Jamalul menegaskan, dukungan terhadap Indar Atmanto sekaligus untuk mencari kepastian hukum di sektor industri telekomunikasi sehingga dapat membantu meningkatkan investasi di sektor ini. Dia juga meyakini sektor telekomunikasi sangat berperan dalam mendukung pertumbuhan ekonomi nasional ke depan.

Kasus IM2 bisa berdampak terhadap lebih dari 200 penyelenggara jasa internet (ISP). Ratusan ISP itu juga menggunakan pola bisnis yang sama dengan Indosat dan IM2 dalam menyewa jaringan telekomunikasi.

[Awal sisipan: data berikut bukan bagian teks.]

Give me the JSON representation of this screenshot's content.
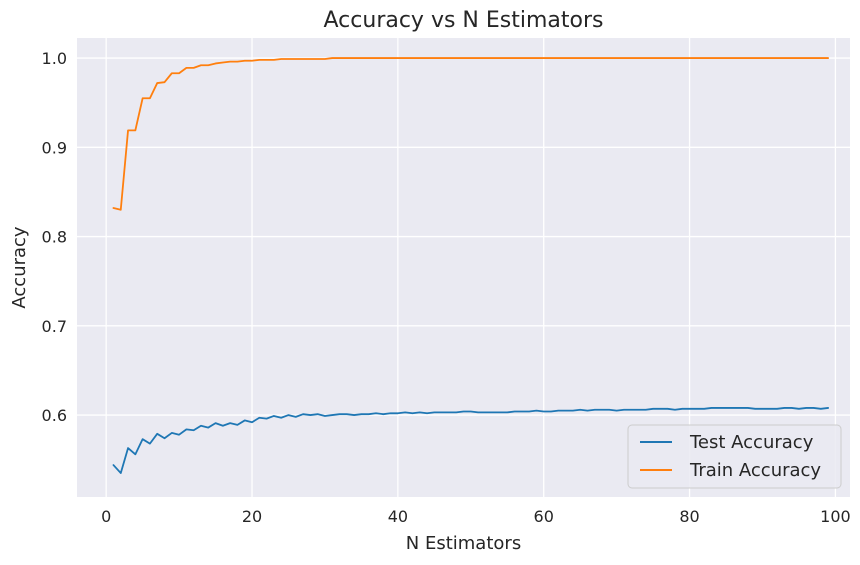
{
  "chart_data": {
    "type": "line",
    "title": "Accuracy vs N Estimators",
    "xlabel": "N Estimators",
    "ylabel": "Accuracy",
    "xlim": [
      -4,
      102
    ],
    "ylim": [
      0.5082,
      1.0225
    ],
    "xticks": [
      0,
      20,
      40,
      60,
      80,
      100
    ],
    "yticks": [
      0.6,
      0.7,
      0.8,
      0.9,
      1.0
    ],
    "xtick_labels": [
      "0",
      "20",
      "40",
      "60",
      "80",
      "100"
    ],
    "ytick_labels": [
      "0.6",
      "0.7",
      "0.8",
      "0.9",
      "1.0"
    ],
    "grid": true,
    "legend_position": "lower-right",
    "x": [
      1,
      2,
      3,
      4,
      5,
      6,
      7,
      8,
      9,
      10,
      11,
      12,
      13,
      14,
      15,
      16,
      17,
      18,
      19,
      20,
      21,
      22,
      23,
      24,
      25,
      26,
      27,
      28,
      29,
      30,
      31,
      32,
      33,
      34,
      35,
      36,
      37,
      38,
      39,
      40,
      41,
      42,
      43,
      44,
      45,
      46,
      47,
      48,
      49,
      50,
      51,
      52,
      53,
      54,
      55,
      56,
      57,
      58,
      59,
      60,
      61,
      62,
      63,
      64,
      65,
      66,
      67,
      68,
      69,
      70,
      71,
      72,
      73,
      74,
      75,
      76,
      77,
      78,
      79,
      80,
      81,
      82,
      83,
      84,
      85,
      86,
      87,
      88,
      89,
      90,
      91,
      92,
      93,
      94,
      95,
      96,
      97,
      98,
      99
    ],
    "series": [
      {
        "name": "Test Accuracy",
        "color": "#1f77b4",
        "values": [
          0.544,
          0.535,
          0.563,
          0.556,
          0.573,
          0.568,
          0.579,
          0.574,
          0.58,
          0.578,
          0.584,
          0.583,
          0.588,
          0.586,
          0.591,
          0.588,
          0.591,
          0.589,
          0.594,
          0.592,
          0.597,
          0.596,
          0.599,
          0.597,
          0.6,
          0.598,
          0.601,
          0.6,
          0.601,
          0.599,
          0.6,
          0.601,
          0.601,
          0.6,
          0.601,
          0.601,
          0.602,
          0.601,
          0.602,
          0.602,
          0.603,
          0.602,
          0.603,
          0.602,
          0.603,
          0.603,
          0.603,
          0.603,
          0.604,
          0.604,
          0.603,
          0.603,
          0.603,
          0.603,
          0.603,
          0.604,
          0.604,
          0.604,
          0.605,
          0.604,
          0.604,
          0.605,
          0.605,
          0.605,
          0.606,
          0.605,
          0.606,
          0.606,
          0.606,
          0.605,
          0.606,
          0.606,
          0.606,
          0.606,
          0.607,
          0.607,
          0.607,
          0.606,
          0.607,
          0.607,
          0.607,
          0.607,
          0.608,
          0.608,
          0.608,
          0.608,
          0.608,
          0.608,
          0.607,
          0.607,
          0.607,
          0.607,
          0.608,
          0.608,
          0.607,
          0.608,
          0.608,
          0.607,
          0.608
        ]
      },
      {
        "name": "Train Accuracy",
        "color": "#ff7f0e",
        "values": [
          0.832,
          0.83,
          0.919,
          0.919,
          0.955,
          0.955,
          0.972,
          0.973,
          0.983,
          0.983,
          0.989,
          0.989,
          0.992,
          0.992,
          0.994,
          0.995,
          0.996,
          0.996,
          0.997,
          0.997,
          0.998,
          0.998,
          0.998,
          0.999,
          0.999,
          0.999,
          0.999,
          0.999,
          0.999,
          0.999,
          1.0,
          1.0,
          1.0,
          1.0,
          1.0,
          1.0,
          1.0,
          1.0,
          1.0,
          1.0,
          1.0,
          1.0,
          1.0,
          1.0,
          1.0,
          1.0,
          1.0,
          1.0,
          1.0,
          1.0,
          1.0,
          1.0,
          1.0,
          1.0,
          1.0,
          1.0,
          1.0,
          1.0,
          1.0,
          1.0,
          1.0,
          1.0,
          1.0,
          1.0,
          1.0,
          1.0,
          1.0,
          1.0,
          1.0,
          1.0,
          1.0,
          1.0,
          1.0,
          1.0,
          1.0,
          1.0,
          1.0,
          1.0,
          1.0,
          1.0,
          1.0,
          1.0,
          1.0,
          1.0,
          1.0,
          1.0,
          1.0,
          1.0,
          1.0,
          1.0,
          1.0,
          1.0,
          1.0,
          1.0,
          1.0,
          1.0,
          1.0,
          1.0,
          1.0
        ]
      }
    ],
    "colors": {
      "plot_background": "#eaeaf2",
      "grid": "#ffffff",
      "text": "#262626"
    }
  }
}
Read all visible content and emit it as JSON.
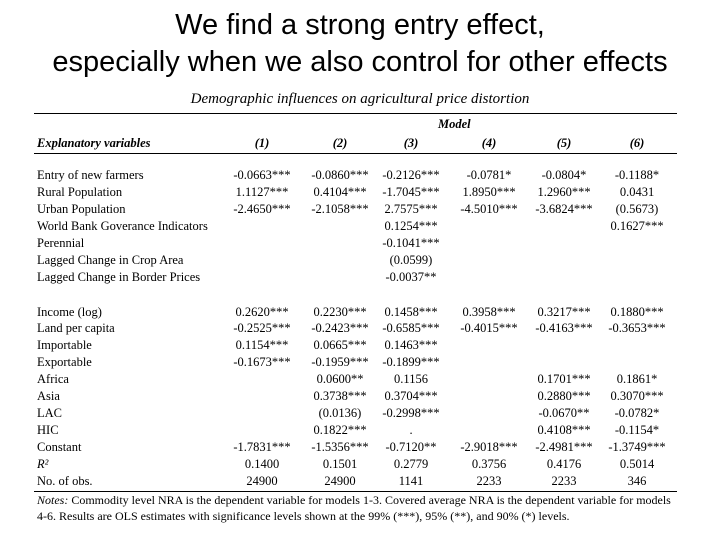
{
  "slide": {
    "title_line1": "We find a strong entry effect,",
    "title_line2": "especially when we also control for other effects"
  },
  "table": {
    "caption": "Demographic influences on agricultural price distortion",
    "model_header": "Model",
    "explanatory_header": "Explanatory variables",
    "columns": [
      "(1)",
      "(2)",
      "(3)",
      "(4)",
      "(5)",
      "(6)"
    ],
    "rows": [
      {
        "label": "Entry of new farmers",
        "cells": [
          "-0.0663***",
          "-0.0860***",
          "-0.2126***",
          "-0.0781*",
          "-0.0804*",
          "-0.1188*"
        ]
      },
      {
        "label": "Rural Population",
        "cells": [
          "1.1127***",
          "0.4104***",
          "-1.7045***",
          "1.8950***",
          "1.2960***",
          "0.0431"
        ]
      },
      {
        "label": "Urban Population",
        "cells": [
          "-2.4650***",
          "-2.1058***",
          "2.7575***",
          "-4.5010***",
          "-3.6824***",
          "(0.5673)"
        ]
      },
      {
        "label": "World Bank Goverance Indicators",
        "cells": [
          "",
          "",
          "0.1254***",
          "",
          "",
          "0.1627***"
        ]
      },
      {
        "label": "Perennial",
        "cells": [
          "",
          "",
          "-0.1041***",
          "",
          "",
          ""
        ]
      },
      {
        "label": "Lagged Change in Crop Area",
        "cells": [
          "",
          "",
          "(0.0599)",
          "",
          "",
          ""
        ]
      },
      {
        "label": "Lagged Change in Border Prices",
        "cells": [
          "",
          "",
          "-0.0037**",
          "",
          "",
          ""
        ]
      },
      {
        "label": "Income (log)",
        "cells": [
          "0.2620***",
          "0.2230***",
          "0.1458***",
          "0.3958***",
          "0.3217***",
          "0.1880***"
        ]
      },
      {
        "label": "Land per capita",
        "cells": [
          "-0.2525***",
          "-0.2423***",
          "-0.6585***",
          "-0.4015***",
          "-0.4163***",
          "-0.3653***"
        ]
      },
      {
        "label": "Importable",
        "cells": [
          "0.1154***",
          "0.0665***",
          "0.1463***",
          "",
          "",
          ""
        ]
      },
      {
        "label": "Exportable",
        "cells": [
          "-0.1673***",
          "-0.1959***",
          "-0.1899***",
          "",
          "",
          ""
        ]
      },
      {
        "label": "Africa",
        "cells": [
          "",
          "0.0600**",
          "0.1156",
          "",
          "0.1701***",
          "0.1861*"
        ]
      },
      {
        "label": "Asia",
        "cells": [
          "",
          "0.3738***",
          "0.3704***",
          "",
          "0.2880***",
          "0.3070***"
        ]
      },
      {
        "label": "LAC",
        "cells": [
          "",
          "(0.0136)",
          "-0.2998***",
          "",
          "-0.0670**",
          "-0.0782*"
        ]
      },
      {
        "label": "HIC",
        "cells": [
          "",
          "0.1822***",
          ".",
          "",
          "0.4108***",
          "-0.1154*"
        ]
      },
      {
        "label": "Constant",
        "cells": [
          "-1.7831***",
          "-1.5356***",
          "-0.7120**",
          "-2.9018***",
          "-2.4981***",
          "-1.3749***"
        ]
      },
      {
        "label": "R²",
        "cells": [
          "0.1400",
          "0.1501",
          "0.2779",
          "0.3756",
          "0.4176",
          "0.5014"
        ]
      },
      {
        "label": "No. of obs.",
        "cells": [
          "24900",
          "24900",
          "1141",
          "2233",
          "2233",
          "346"
        ]
      }
    ],
    "notes_label": "Notes:",
    "notes_text": " Commodity level NRA is the dependent variable for models 1-3. Covered average NRA is the dependent variable for models 4-6. Results are OLS estimates with significance levels shown at the 99% (***), 95% (**), and 90% (*) levels."
  }
}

APJII sendiri bersama Badan Regulasi Telekomunikasi Indonesia (BRTI) juga sudah meminta MA untuk segera membebaskan mantan Dirut PT IM2 Indar Atmanto yang terjerat kasus kerja sama tersebut dan kini berada di LP Sukamiskin, Bandung.

Kejaksaan Agung sendiri masih menunggu putusan PK Indar Atmanto. Apakah akan menerima atau menolak. Namun Jaksa Agung HM Prasetyo menyatakan akan melakukan upaya hukum lain jika PK Indar dikabulkan.

"Kalau misalnya ada putusan yang berbeda kita bisa ajukan PK juga‎, tapi nanti kita lihat seperti apa," kata Prasetyo.

Kejaksaan Agung sendiri belum mengeksekusi uang pengganti sebesar Rp1,3 triliun yang dibebankan terhadap IM2 dan Indosat.  Eksekusi uang pengganti itu akan dilakukan setelah ada putusan dari MA.

Sementara terhadap tiga berkas tersangka lain, yakni berkas tersangka atas nama dua korporasi, yakni PT Indosat Tbk, PT Indosat Mega Media (IM2), mantan Dirut PT Indosat Johnny Swandy Sjam, dan Hari Sasongko, Kejaksaan Agung berjanji menuntaskannya. Saat ini penyidik tengah memenunggu keterangan ahli untuk diajukan ke pengadilan.